DGT Surrender
lauroyle
Member
Hi,
We have a client who wants to surrender their 6-year old Discretionary Discounted Gift Trust because they don't need the income and they want to gift the capital to beneficiaries now. Both we and our technical team are a little uncertain on how to proceed! Paraplanning leaning towards the outcome being that all discount benefit is lost but Technical think someone ought to do a calculation of income as yet unpaid to assess impact on IHT (possibly accountant's job).
Anyone done this before, any thoughts?
Thanks
Laura
Comments
Hi,
Q7
https://www.pruadviser.co.uk/knowledge-literature/knowledge-library/discounted-gift-trust-qa/
It's never straightforward to end a DGT during the settlor's lifetime.
If it was only set up six years ago I'd be looking at the suitability of the original advice, specifically as to why they felt this level of income was required for the lifetime of the settlor.
Thanks @benjaminfabi
I think there needs to be some legal advice sought here. I understand it is possible to get out of the trust but the route to doing so will depend on the type of trust used and the trustee powers as far as I know.

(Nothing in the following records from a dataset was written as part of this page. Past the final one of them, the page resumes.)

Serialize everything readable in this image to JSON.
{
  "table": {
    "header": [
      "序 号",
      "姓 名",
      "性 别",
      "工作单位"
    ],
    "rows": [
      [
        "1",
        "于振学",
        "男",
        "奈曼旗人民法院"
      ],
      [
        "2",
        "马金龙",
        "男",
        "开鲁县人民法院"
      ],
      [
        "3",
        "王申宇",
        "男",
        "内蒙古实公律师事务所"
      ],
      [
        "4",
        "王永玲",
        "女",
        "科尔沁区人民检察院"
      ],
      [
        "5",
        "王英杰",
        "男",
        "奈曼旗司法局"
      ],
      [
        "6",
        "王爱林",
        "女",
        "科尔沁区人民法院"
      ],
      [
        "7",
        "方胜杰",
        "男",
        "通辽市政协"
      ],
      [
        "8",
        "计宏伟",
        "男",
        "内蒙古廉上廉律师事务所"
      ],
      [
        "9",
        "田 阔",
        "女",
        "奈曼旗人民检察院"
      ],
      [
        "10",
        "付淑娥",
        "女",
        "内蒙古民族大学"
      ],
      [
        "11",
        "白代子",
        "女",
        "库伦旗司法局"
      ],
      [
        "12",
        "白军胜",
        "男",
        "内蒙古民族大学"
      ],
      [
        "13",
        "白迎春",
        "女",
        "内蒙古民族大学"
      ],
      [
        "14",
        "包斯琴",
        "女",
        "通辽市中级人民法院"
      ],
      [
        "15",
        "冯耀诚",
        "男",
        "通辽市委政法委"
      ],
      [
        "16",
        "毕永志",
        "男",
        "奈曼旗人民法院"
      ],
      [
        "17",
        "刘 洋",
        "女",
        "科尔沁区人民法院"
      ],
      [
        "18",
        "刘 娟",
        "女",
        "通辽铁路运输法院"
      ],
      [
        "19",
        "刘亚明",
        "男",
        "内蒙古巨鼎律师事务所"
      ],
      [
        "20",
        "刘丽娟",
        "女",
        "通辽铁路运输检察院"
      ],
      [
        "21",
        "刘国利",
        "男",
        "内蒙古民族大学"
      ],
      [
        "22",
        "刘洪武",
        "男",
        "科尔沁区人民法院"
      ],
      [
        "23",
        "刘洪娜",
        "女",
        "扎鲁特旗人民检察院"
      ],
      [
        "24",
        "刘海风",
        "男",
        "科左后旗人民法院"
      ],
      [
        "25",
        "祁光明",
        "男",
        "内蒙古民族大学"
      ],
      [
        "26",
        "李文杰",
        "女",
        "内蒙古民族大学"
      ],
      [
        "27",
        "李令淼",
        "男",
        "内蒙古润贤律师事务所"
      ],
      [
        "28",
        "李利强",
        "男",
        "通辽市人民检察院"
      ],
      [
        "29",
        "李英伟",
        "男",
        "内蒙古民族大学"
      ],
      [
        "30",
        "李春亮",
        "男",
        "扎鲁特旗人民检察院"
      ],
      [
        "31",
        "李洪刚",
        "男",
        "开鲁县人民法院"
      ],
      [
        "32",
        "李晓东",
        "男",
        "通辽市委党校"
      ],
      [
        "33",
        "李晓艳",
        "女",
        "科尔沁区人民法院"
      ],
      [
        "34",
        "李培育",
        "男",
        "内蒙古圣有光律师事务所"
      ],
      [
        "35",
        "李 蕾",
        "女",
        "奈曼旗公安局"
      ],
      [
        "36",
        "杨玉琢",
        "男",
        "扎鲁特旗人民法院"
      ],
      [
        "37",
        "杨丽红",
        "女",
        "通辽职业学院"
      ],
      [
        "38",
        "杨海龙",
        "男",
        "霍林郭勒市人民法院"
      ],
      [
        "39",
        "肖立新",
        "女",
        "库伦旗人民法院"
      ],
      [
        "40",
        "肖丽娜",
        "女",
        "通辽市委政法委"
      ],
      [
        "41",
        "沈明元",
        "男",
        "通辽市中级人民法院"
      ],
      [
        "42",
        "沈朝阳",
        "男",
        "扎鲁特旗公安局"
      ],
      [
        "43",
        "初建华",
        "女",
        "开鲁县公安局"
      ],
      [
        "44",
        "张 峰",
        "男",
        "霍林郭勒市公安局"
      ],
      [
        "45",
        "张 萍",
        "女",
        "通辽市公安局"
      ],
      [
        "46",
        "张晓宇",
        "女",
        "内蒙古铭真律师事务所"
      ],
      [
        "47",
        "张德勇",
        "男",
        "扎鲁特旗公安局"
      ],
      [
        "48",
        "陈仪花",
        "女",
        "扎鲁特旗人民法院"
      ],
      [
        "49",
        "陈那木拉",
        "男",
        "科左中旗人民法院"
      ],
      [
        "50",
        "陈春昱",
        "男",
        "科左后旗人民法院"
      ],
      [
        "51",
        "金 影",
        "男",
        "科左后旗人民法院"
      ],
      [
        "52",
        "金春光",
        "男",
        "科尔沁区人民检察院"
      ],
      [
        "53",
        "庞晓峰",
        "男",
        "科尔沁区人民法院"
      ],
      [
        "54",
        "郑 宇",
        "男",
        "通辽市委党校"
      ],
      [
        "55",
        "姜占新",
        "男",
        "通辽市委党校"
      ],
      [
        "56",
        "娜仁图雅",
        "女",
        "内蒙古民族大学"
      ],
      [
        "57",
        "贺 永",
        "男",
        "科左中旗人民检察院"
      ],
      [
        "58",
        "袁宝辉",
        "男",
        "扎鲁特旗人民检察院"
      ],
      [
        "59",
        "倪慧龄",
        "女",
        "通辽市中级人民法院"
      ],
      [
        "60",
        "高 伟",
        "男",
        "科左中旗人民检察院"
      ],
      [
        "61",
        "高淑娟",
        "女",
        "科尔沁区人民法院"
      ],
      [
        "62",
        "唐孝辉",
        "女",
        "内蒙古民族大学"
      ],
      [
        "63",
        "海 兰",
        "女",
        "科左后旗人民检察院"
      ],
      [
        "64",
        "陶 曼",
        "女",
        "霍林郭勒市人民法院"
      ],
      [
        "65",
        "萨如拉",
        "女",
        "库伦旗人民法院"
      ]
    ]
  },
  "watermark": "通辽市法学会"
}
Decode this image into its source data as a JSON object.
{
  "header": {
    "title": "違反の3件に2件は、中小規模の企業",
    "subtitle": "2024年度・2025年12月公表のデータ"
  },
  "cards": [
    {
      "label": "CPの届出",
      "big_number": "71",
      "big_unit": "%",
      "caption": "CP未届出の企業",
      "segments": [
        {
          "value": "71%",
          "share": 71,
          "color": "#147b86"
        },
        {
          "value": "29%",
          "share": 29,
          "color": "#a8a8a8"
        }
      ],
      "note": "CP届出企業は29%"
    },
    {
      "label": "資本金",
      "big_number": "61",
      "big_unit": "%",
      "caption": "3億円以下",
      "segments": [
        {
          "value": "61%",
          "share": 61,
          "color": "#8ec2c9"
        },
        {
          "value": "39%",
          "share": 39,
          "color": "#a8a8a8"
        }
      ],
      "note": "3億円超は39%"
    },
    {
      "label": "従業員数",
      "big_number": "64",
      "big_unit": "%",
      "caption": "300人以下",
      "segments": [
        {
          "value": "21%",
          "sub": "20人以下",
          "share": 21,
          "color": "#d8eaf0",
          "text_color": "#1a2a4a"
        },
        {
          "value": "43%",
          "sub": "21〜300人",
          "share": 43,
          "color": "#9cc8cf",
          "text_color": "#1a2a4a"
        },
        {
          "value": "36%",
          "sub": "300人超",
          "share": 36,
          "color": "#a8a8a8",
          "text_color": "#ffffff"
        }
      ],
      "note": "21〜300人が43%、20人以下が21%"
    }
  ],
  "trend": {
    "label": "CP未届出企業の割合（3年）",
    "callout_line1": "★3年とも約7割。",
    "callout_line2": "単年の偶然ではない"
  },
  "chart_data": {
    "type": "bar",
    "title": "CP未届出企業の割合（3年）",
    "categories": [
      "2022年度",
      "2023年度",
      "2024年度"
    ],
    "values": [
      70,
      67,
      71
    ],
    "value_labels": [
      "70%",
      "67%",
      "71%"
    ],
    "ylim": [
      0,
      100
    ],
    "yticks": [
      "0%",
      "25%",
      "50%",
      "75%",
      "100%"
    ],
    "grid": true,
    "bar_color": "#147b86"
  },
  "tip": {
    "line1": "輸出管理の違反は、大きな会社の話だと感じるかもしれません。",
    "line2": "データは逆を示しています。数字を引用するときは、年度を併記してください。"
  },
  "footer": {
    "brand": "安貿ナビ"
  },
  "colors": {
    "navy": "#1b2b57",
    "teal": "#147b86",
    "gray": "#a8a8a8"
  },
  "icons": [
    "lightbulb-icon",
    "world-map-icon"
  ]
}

It's not uncommon for an adviser to plant the seed of this as an option for a client and then subsequently recommend it when the client thinks it is a good idea. The issue is that advisers can sometimes make things more complicated than they should be because it suits their AUM and it keeps the client happy but then problems can occur when he reality hits and the client doesn't need the income
Thanks @sm2000p , am inclined to agree. Referred to compliance team for now!